In Copenhagen, I regularly use the large libraries in the city for my reading periods. Sitting in a common reading room focuses me wonderfully, my student discipline takes over and I write or read while I am there. The space is too public and too uncomfortable, but still just sufficiently safe and familiar that I stay alert, on track, but relaxed at the same time. The soft thread of careful feet trying not to disturb is endearing in it's civilised and polite concern for the work of others, and the scent of stacks of books carries the memory of more than 30 years of study and work. This is, as much as any place in the world, home.
And so it is with a familiar delight that I settle into the library at the University of Bologna. This is one of the oldest universities in the world, and it has the libraries to prove it. My main library is at the media and music department, where the tables for reading and working are scattered among the stacks. Saturday I was introduced to another library I am definitely going to be using - although I have to book a time to get the full use of it - the Renzo Renzi library and their wonderful videogame archive.
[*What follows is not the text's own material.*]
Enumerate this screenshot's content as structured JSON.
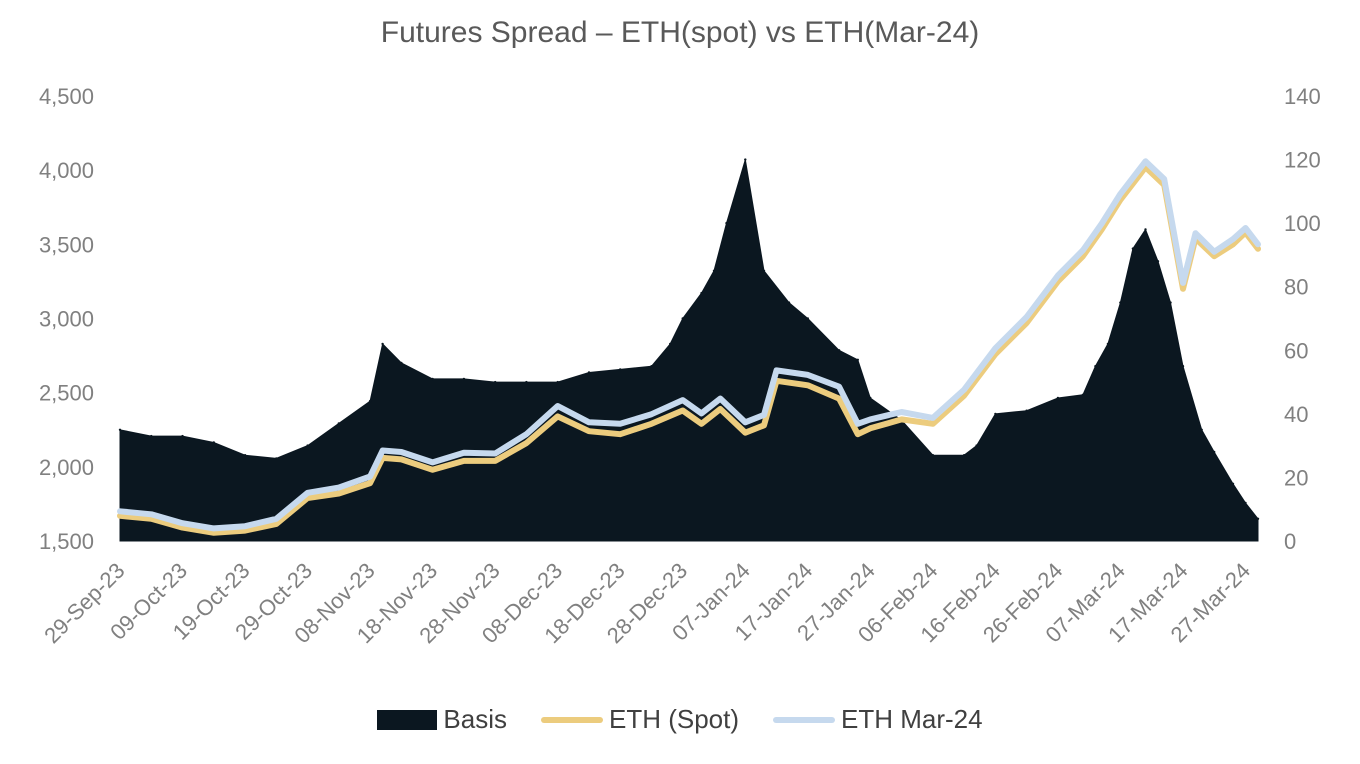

Others have pointed to fantastic libraries - some so stunning that they have closed them to tourists, and I will have to prove my need in order to access them, such as the Archiginnasio library. As a visiting scholar I can probably get in there, but as a digital media scholar it may be a somewhat better use of my energy and connections to book time at the videogame archive.
What all these libraries have in common is a wonderful opportunity for access. They are, to me, the ultimate symbol of freedom and equality. They offer to all who are willing to respect the work and curiosity of others, the opportunity to learn, be entertained, discover, study, and enjoy, a vast body of literature, art, creativity and research, that covers centuries, and in some cases, millennia.
And this is the message of today. I am one month and 17 days, one article and one book chapter into my sabattical. It's spring in the world outside of these dusty rooms, and I walk to and from my beloved libraries under the beautiful porticos, sheltered by ancient, civilised laws protecting common rights and public spaces. If anybody ever make me choose between the bicycle lanes of Copenhagen or the porticos of Bologna, I am going to have to struggle with which to vote for, but right now it is colonnades all the way - literally.